Imagine sending your newborn baby into open-heart surgery -- that was the case for the Goins family in Jonesborough, Tennessee. Their son was born with part of his heart severely under-developed.
This week it's Congenital Heart Defect Awareness, and News 5 caught up with that little boy who says he was born with a very special heart.
Meet Mason Shelton-Goins. This 5-year-old is a burst of energy and all smiles. But what you don't know is Mason was born with a congenital heart defect. "[The defect was in his] hypo-plastic left heart, which is considered one of the most serious," said his mother Megan Goins.
At just three days old the little boy had his first open-heart surgery to rebuild his aorta. "I had yet to hold him and right before he was taken into surgery, they actually let me hold him. They did not want to take him without me holding him because the first surgery is very risky," she said.
An even scarier fact -- congenital heart defects are a leading cause of infant death according to the Centers for Disease Control and Prevention.
Goins says life since then has been a challenge. Mason has had a total of six surgeries, even a stroke. But he's beating the odds. "It's not the end of the world, we're blessed. We are so blessed and we have to try to make his life as normal as we can," Goins said.
And this mom is on a mission to raise awareness by wearing a red and blue ribbon. It symbolizes both the oxygenated and un-oxygenated blood vital for babies born with congenital heart defects. "I just want people to see this ribbon and ask, 'What is that?
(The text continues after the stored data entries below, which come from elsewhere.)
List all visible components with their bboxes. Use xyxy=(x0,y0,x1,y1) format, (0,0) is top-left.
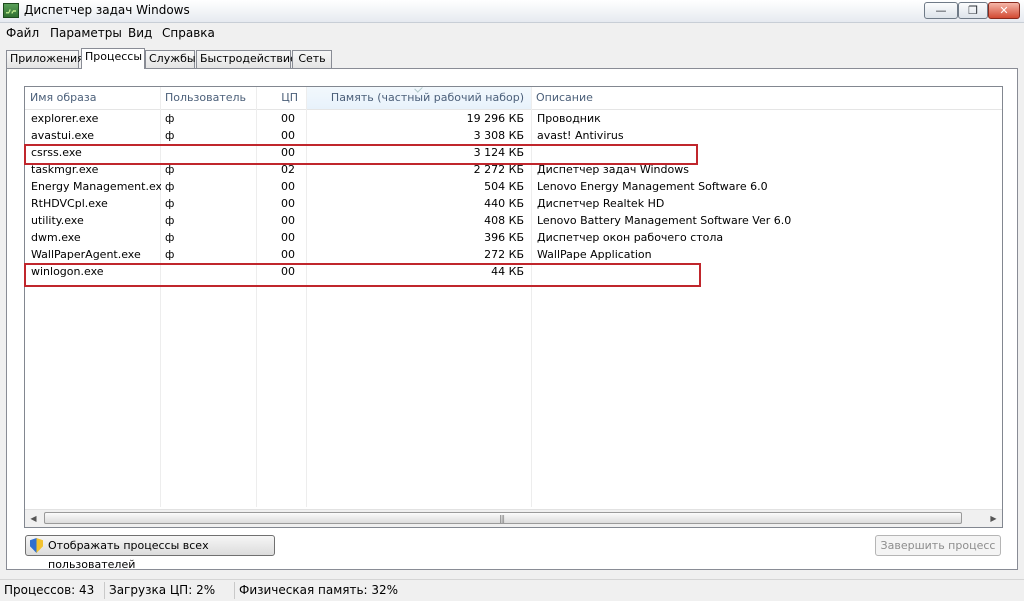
process-memory-cell: 19 296 КБ xyxy=(466,112,524,125)
process-description-cell: Диспетчер Realtek HD xyxy=(537,197,665,210)
process-name-cell: dwm.exe xyxy=(31,231,81,244)
end-process-button[interactable]: Завершить процесс xyxy=(875,535,1001,556)
tab-processes[interactable]: Процессы xyxy=(81,48,145,69)
process-memory-cell: 440 КБ xyxy=(484,197,524,210)
process-memory-cell: 396 КБ xyxy=(484,231,524,244)
column-cpu[interactable]: ЦП xyxy=(256,87,306,109)
process-user-cell: ф xyxy=(165,163,175,176)
process-user-cell: ф xyxy=(165,129,175,142)
table-row[interactable]: winlogon.exe 00 44 КБ xyxy=(25,263,1002,280)
tab-performance[interactable]: Быстродействие xyxy=(196,50,297,68)
process-user-cell: ф xyxy=(165,180,175,193)
minimize-button[interactable]: — xyxy=(924,2,958,19)
column-image-name[interactable]: Имя образа xyxy=(25,87,160,109)
table-row[interactable]: dwm.exe ф 00 396 КБ Диспетчер окон рабочего … xyxy=(25,229,1002,246)
table-row[interactable]: RtHDVCpl.exe ф 00 440 КБ Диспетчер Realtek H… xyxy=(25,195,1002,212)
process-memory-cell: 272 КБ xyxy=(484,248,524,261)
scroll-right-icon[interactable]: ▶ xyxy=(985,510,1002,527)
process-memory-cell: 44 КБ xyxy=(491,265,524,278)
status-cpu-usage: Загрузка ЦП: 2% xyxy=(109,583,216,597)
status-process-count: Процессов: 43 xyxy=(4,583,95,597)
process-description-cell: Lenovo Battery Management Software Ver 6… xyxy=(537,214,792,227)
process-name-cell: explorer.exe xyxy=(31,112,99,125)
status-bar: Процессов: 43 Загрузка ЦП: 2% Физическая… xyxy=(0,579,1024,601)
process-description-cell xyxy=(537,263,977,280)
process-description-cell: Проводник xyxy=(537,112,601,125)
menu-view[interactable]: Вид xyxy=(128,26,152,40)
table-row[interactable]: utility.exe ф 00 408 КБ Lenovo Battery Manag… xyxy=(25,212,1002,229)
process-cpu-cell: 00 xyxy=(281,248,295,261)
process-cpu-cell: 00 xyxy=(281,231,295,244)
table-row[interactable]: Energy Management.exe ф 00 504 КБ Lenovo Ene… xyxy=(25,178,1002,195)
table-row[interactable]: csrss.exe 00 3 124 КБ xyxy=(25,144,1002,161)
process-name-cell: WallPaperAgent.exe xyxy=(31,248,141,261)
table-row[interactable]: taskmgr.exe ф 02 2 272 КБ Диспетчер задач Wi… xyxy=(25,161,1002,178)
process-user-cell: ф xyxy=(165,112,175,125)
process-cpu-cell: 00 xyxy=(281,146,295,159)
process-cpu-cell: 00 xyxy=(281,129,295,142)
process-name-cell: winlogon.exe xyxy=(31,265,104,278)
task-manager-icon xyxy=(3,3,19,18)
scroll-left-icon[interactable]: ◀ xyxy=(25,510,42,527)
process-description-cell: avast! Antivirus xyxy=(537,129,624,142)
tab-services[interactable]: Службы xyxy=(145,50,196,68)
close-button[interactable]: ✕ xyxy=(988,2,1020,19)
process-list[interactable]: Имя образа Пользователь ЦП Память (частн… xyxy=(24,86,1003,528)
process-memory-cell: 408 КБ xyxy=(484,214,524,227)
process-name-cell: RtHDVCpl.exe xyxy=(31,197,108,210)
process-user-cell: ф xyxy=(165,248,175,261)
process-memory-cell: 3 308 КБ xyxy=(473,129,524,142)
process-user-cell xyxy=(165,144,205,161)
status-physical-memory: Физическая память: 32% xyxy=(239,583,399,597)
menu-bar: Файл Параметры Вид Справка xyxy=(0,23,1024,43)
process-cpu-cell: 02 xyxy=(281,163,295,176)
process-memory-cell: 3 124 КБ xyxy=(473,146,524,159)
process-cpu-cell: 00 xyxy=(281,265,295,278)
process-description-cell: Диспетчер окон рабочего стола xyxy=(537,231,724,244)
process-description-cell xyxy=(537,144,977,161)
column-description[interactable]: Описание xyxy=(531,87,1002,109)
process-cpu-cell: 00 xyxy=(281,180,295,193)
scrollbar-thumb[interactable]: ||| xyxy=(44,512,962,524)
process-user-cell: ф xyxy=(165,231,175,244)
process-name-cell: avastui.exe xyxy=(31,129,95,142)
horizontal-scrollbar[interactable]: ◀ ||| ▶ xyxy=(25,509,1002,527)
show-all-users-button[interactable]: Отображать процессы всех пользователей xyxy=(25,535,275,571)
tab-network[interactable]: Сеть xyxy=(292,50,332,68)
maximize-button[interactable]: ❐ xyxy=(958,2,988,19)
table-row[interactable]: WallPaperAgent.exe ф 00 272 КБ WallPape Appl… xyxy=(25,246,1002,263)
process-memory-cell: 504 КБ xyxy=(484,180,524,193)
process-name-cell: taskmgr.exe xyxy=(31,163,99,176)
process-cpu-cell: 00 xyxy=(281,214,295,227)
column-user[interactable]: Пользователь xyxy=(160,87,256,109)
uac-shield-icon xyxy=(30,538,43,553)
process-name-cell: utility.exe xyxy=(31,214,84,227)
process-cpu-cell: 00 xyxy=(281,112,295,125)
menu-options[interactable]: Параметры xyxy=(50,26,122,40)
table-row[interactable]: explorer.exe ф 00 19 296 КБ Проводник xyxy=(25,110,1002,127)
table-row[interactable]: avastui.exe ф 00 3 308 КБ avast! Antivirus xyxy=(25,127,1002,144)
tab-applications[interactable]: Приложения xyxy=(6,50,84,68)
process-user-cell: ф xyxy=(165,197,175,210)
title-bar: Диспетчер задач Windows — ❐ ✕ xyxy=(0,0,1024,23)
menu-file[interactable]: Файл xyxy=(6,26,39,40)
process-cpu-cell: 00 xyxy=(281,197,295,210)
list-header: Имя образа Пользователь ЦП Память (частн… xyxy=(25,87,1002,110)
process-user-cell xyxy=(165,263,205,280)
process-memory-cell: 2 272 КБ xyxy=(473,163,524,176)
menu-help[interactable]: Справка xyxy=(162,26,215,40)
process-description-cell: WallPape Application xyxy=(537,248,652,261)
window-title: Диспетчер задач Windows xyxy=(24,3,190,17)
process-description-cell: Lenovo Energy Management Software 6.0 xyxy=(537,180,768,193)
process-user-cell: ф xyxy=(165,214,175,227)
process-description-cell: Диспетчер задач Windows xyxy=(537,163,689,176)
process-name-cell: Energy Management.exe xyxy=(31,180,161,193)
process-name-cell: csrss.exe xyxy=(31,146,82,159)
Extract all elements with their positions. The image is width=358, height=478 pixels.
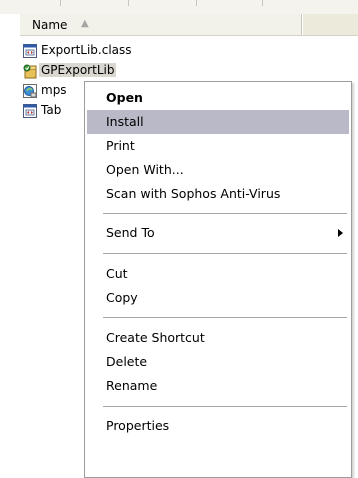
menu-item-label: Send To <box>106 225 155 240</box>
script-file-icon <box>23 84 37 98</box>
file-name: Tab <box>41 103 62 117</box>
menu-item-cut[interactable]: Cut <box>87 262 349 286</box>
column-header-bar: Name ▲ <box>20 14 358 36</box>
menu-item-label: Delete <box>106 354 148 369</box>
name-column-label: Name <box>32 18 68 32</box>
next-column-header[interactable] <box>302 14 358 35</box>
file-name: GPExportLib <box>39 63 117 77</box>
menu-item-send-to[interactable]: Send To <box>87 221 349 245</box>
menu-item-create-shortcut[interactable]: Create Shortcut <box>87 326 349 350</box>
name-column-header[interactable]: Name ▲ <box>20 14 302 35</box>
installer-file-icon <box>23 64 37 79</box>
menu-item-label: Install <box>106 114 144 129</box>
menu-separator <box>103 406 347 407</box>
menu-item-rename[interactable]: Rename <box>87 374 349 398</box>
menu-separator <box>103 253 347 254</box>
column-header-strip-top <box>0 0 358 14</box>
menu-item-print[interactable]: Print <box>87 134 349 158</box>
menu-separator <box>103 213 347 214</box>
menu-item-label: Properties <box>106 418 170 433</box>
menu-item-properties[interactable]: Properties <box>87 414 349 438</box>
class-file-icon <box>23 104 37 118</box>
menu-item-label: Open With... <box>106 162 184 177</box>
context-menu: Open Install Print Open With... Scan wit… <box>84 81 352 478</box>
menu-item-label: Cut <box>106 266 128 281</box>
menu-item-open-with[interactable]: Open With... <box>87 158 349 182</box>
file-name: ExportLib.class <box>41 43 132 57</box>
menu-item-label: Scan with Sophos Anti-Virus <box>106 186 281 201</box>
menu-item-install[interactable]: Install <box>87 110 349 134</box>
file-name: mps <box>41 83 67 97</box>
menu-item-label: Rename <box>106 378 158 393</box>
menu-item-delete[interactable]: Delete <box>87 350 349 374</box>
submenu-arrow-icon <box>338 229 343 237</box>
menu-item-copy[interactable]: Copy <box>87 286 349 310</box>
left-gutter <box>0 14 20 478</box>
menu-item-label: Create Shortcut <box>106 330 205 345</box>
menu-item-label: Print <box>106 138 135 153</box>
class-file-icon <box>23 44 37 58</box>
menu-item-label: Open <box>106 90 143 105</box>
menu-item-scan-sophos[interactable]: Scan with Sophos Anti-Virus <box>87 182 349 206</box>
menu-item-label: Copy <box>106 290 138 305</box>
menu-separator <box>103 317 347 318</box>
menu-item-open[interactable]: Open <box>87 86 349 110</box>
sort-ascending-icon: ▲ <box>81 18 89 29</box>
What is it for?'," added Goins.
Even Mason knows why he wears the red and blue ribbon. "Because it's for my heart," he told us.
Here are some more facts about congenital heart defects: According to the CDC about 40,000 babies are born every year with congenital heart defects in the U.S. Most babies with CHD are living longer and healthier lives because of advancements in medicine and treatments.
Congenital heart defects are the most common birth defects.